Websites are being told that they have until September 30th to pay extortionists $720 worth of Bitcoin, or else suffer a distributed denial-of-service (DDoS) attack.
Thousands of companies around the world are thought to have received emails in the last few days claiming to come from “Phantom Squad” with the subject line “DDoS Warning”.
The emails reads as follows:
FORWARD THIS MAIL TO WHOEVER IS IMPORTANT IN YOUR COMPANY AND CAN MAKE DECISION!
We are Phantom Squad
Your network will be DDoS-ed starting Sept 30st 2017 if you don’t pay protection fee – 0.2 Bitcoin @ [removed].

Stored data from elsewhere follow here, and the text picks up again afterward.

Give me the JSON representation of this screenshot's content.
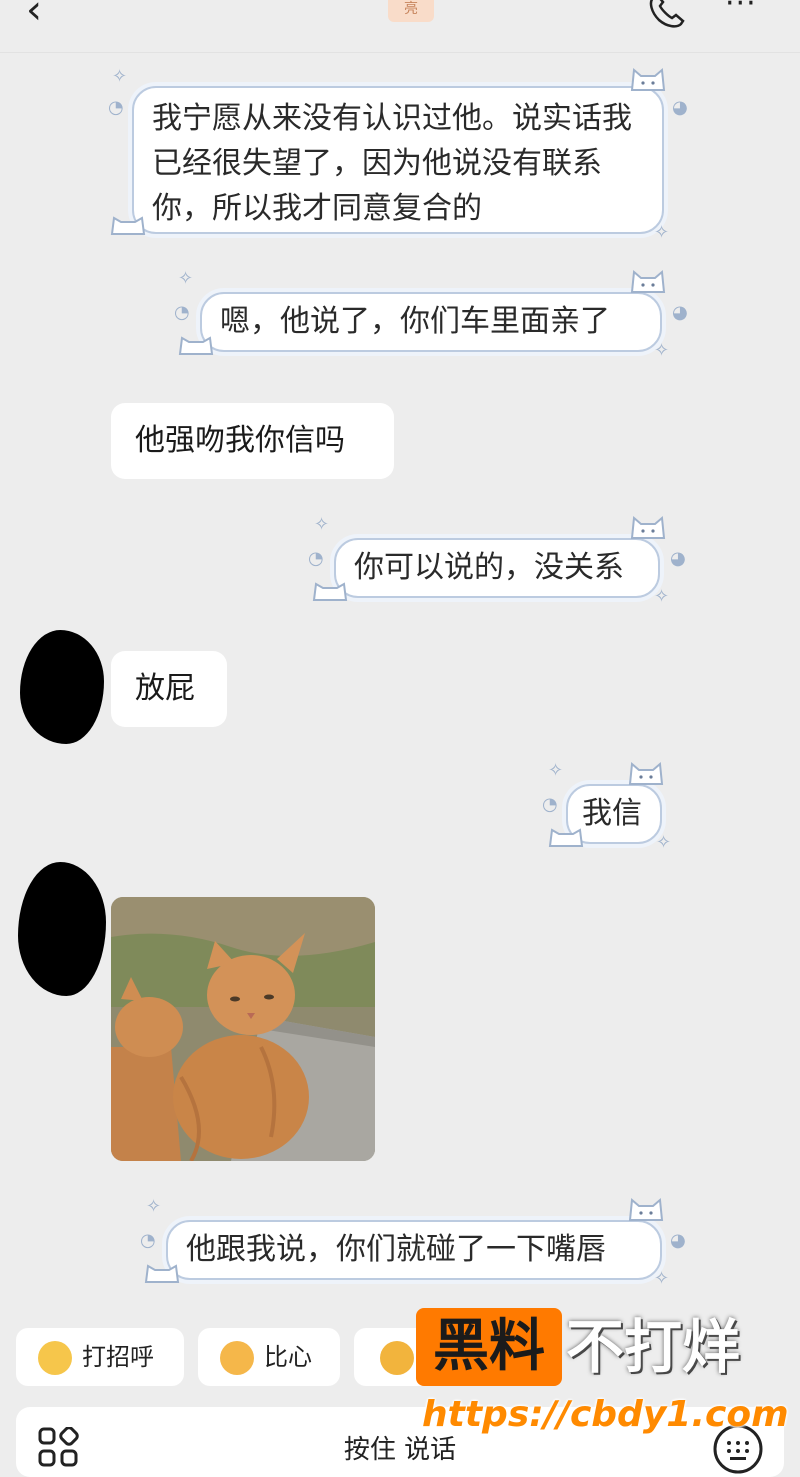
{
  "header": {
    "back_icon": "chevron-left-icon",
    "title_fragment": "亮",
    "phone_icon": "phone-icon",
    "more_icon": "more-icon",
    "more_glyph": "···"
  },
  "messages": [
    {
      "side": "right",
      "style": "fancy",
      "text": "我宁愿从来没有认识过他。说实话我已经很失望了，因为他说没有联系你，所以我才同意复合的"
    },
    {
      "side": "right",
      "style": "fancy",
      "text": "嗯，他说了，你们车里面亲了"
    },
    {
      "side": "left",
      "style": "plain",
      "text": "他强吻我你信吗"
    },
    {
      "side": "right",
      "style": "fancy",
      "text": "你可以说的，没关系"
    },
    {
      "side": "left",
      "style": "plain",
      "text": "放屁"
    },
    {
      "side": "right",
      "style": "fancy",
      "text": "我信"
    },
    {
      "side": "left",
      "style": "image",
      "image_desc": "two orange cats"
    },
    {
      "side": "right",
      "style": "fancy",
      "text": "他跟我说，你们就碰了一下嘴唇"
    }
  ],
  "quick_replies": [
    {
      "label": "打招呼",
      "icon": "smile-emoji-icon"
    },
    {
      "label": "比心",
      "icon": "heart-hands-emoji-icon"
    },
    {
      "label": "",
      "icon": "thumbs-up-emoji-icon"
    }
  ],
  "input": {
    "label": "按住 说话",
    "apps_icon": "apps-icon",
    "keyboard_icon": "keyboard-icon"
  },
  "watermark": {
    "brand_box": "黑料",
    "brand_text": "不打烊",
    "url": "https://cbdy1.com"
  },
  "colors": {
    "background": "#ededed",
    "bubble": "#ffffff",
    "fancy_border": "#bccbe0",
    "watermark_orange": "#ff7a00"
  }
}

If you don’t pay by Sept 30st 2017, attack will start, yours service going down permanently price to stop will increase to 20 BTC and will go up 10 BTC for every day of attack.
This is not a joke.
Review of this article
Never payThe most essential is never to pay. These attackers' economy is based on the few who pay the ransom, even if they hack other hardwares for their botnets they need to eat and so on. If they cannot earn their life that way they'll have to stop.
If you pay, they will go on threatening you because you are rentable for them. Your insurances will not necessarily cover you.
Ask professionalsIn this situation, we never know if it's a pure threat or if they have the means to effectively DDOS. In both case, ask professionals, such as DDOS mitigation services or servers and networks providers. They will act consequently, temporarily affecting more ressources to your infrastructure. They will use techniques as honeypots, scalability by temporarily caching your frontend pages in CDN. They will reinforce their detection at proxy levels to stop the bad traffic as soon as possible.
Many companies on the market can help you mitigate that risk legally. That way, your insurances will more easily cover up for you.